En favor de dicha resistencia entran en juego, no cabe duda, la espléndida dirección de Badham —quizás no sea brillante, pero el cineasta sabe perfectamente como llevar a buen término la totalidad del guión—; un guión capaz de conjugar sin estridencias la componente juvenil del relato, con carga más dramática del mismo, ya sea en lo referente al personaje de Falken, ya en la gravedad real que comportan los juegos de David; las interpretaciones de todo el elenco destacando, cómo no, la de un Matthew Broderick cuya naturalidad hace creíble al geek que es Lightman y la sorprendente intervención de Dabney Coleman, alejado aquí de los papeles cómicos por los que siempre será más reconocido; y, por último, la música de Arthur Rubinstein, basada en un pegadizo motivo de seis notas asociado a David sobre el que orbita el resto del simpático score.

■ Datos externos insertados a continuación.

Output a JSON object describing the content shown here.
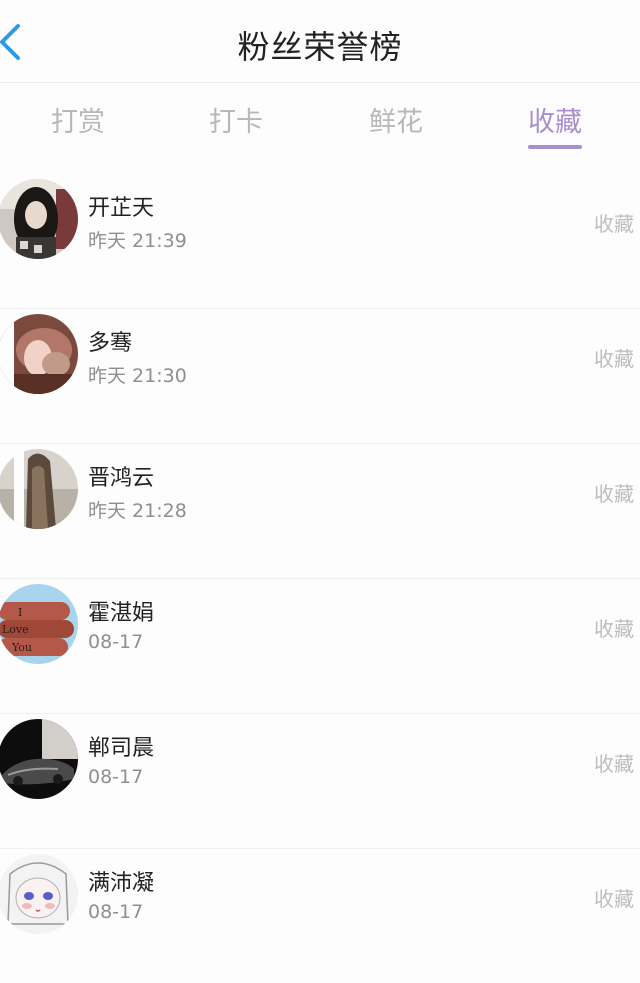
{
  "header": {
    "title": "粉丝荣誉榜"
  },
  "tabs": [
    {
      "label": "打赏"
    },
    {
      "label": "打卡"
    },
    {
      "label": "鲜花"
    },
    {
      "label": "收藏"
    }
  ],
  "active_tab": "收藏",
  "fans": [
    {
      "name": "开芷天",
      "time": "昨天 21:39",
      "action": "收藏"
    },
    {
      "name": "多骞",
      "time": "昨天 21:30",
      "action": "收藏"
    },
    {
      "name": "晋鸿云",
      "time": "昨天 21:28",
      "action": "收藏"
    },
    {
      "name": "霍湛娟",
      "time": "08-17",
      "action": "收藏",
      "avatar_text": [
        "I",
        "Love",
        "You"
      ]
    },
    {
      "name": "郸司晨",
      "time": "08-17",
      "action": "收藏"
    },
    {
      "name": "满沛凝",
      "time": "08-17",
      "action": "收藏"
    }
  ],
  "colors": {
    "accent": "#a88fd1",
    "back_icon": "#2c9be6"
  }
}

Resulta obvio, y no me duele en prenda admitirlo, que siendo una cinta high-concept de hace treinta años, la tecnología que se nos muestra pueda parecer antediluviana a unos ojos que nunca llegaron a posarse sobre un disco flexible o que jamás han visto un monitor monocromo. Pero aún con el salto brutal que se ha producido en el mundo de los ordenadores en los treinta años que han transcurrido desde el estreno de 'Juegos de guerra' —treinta años que han convertido en realidad lo que en la cinta sólo era ficción, y me estoy refiriendo a lo del teléfono para conectarse con otros equipos—, la cinta mantiene intacta la actualidad de su discurso. De hecho, será interesante ver lo que hacen con ese rumoreado remake que supuestamente dirigirá Seth Gordon y observar si una nueva versión de la historia tiene la misma capacidad de aguantar el peso de los años que este clásico de los ochenta.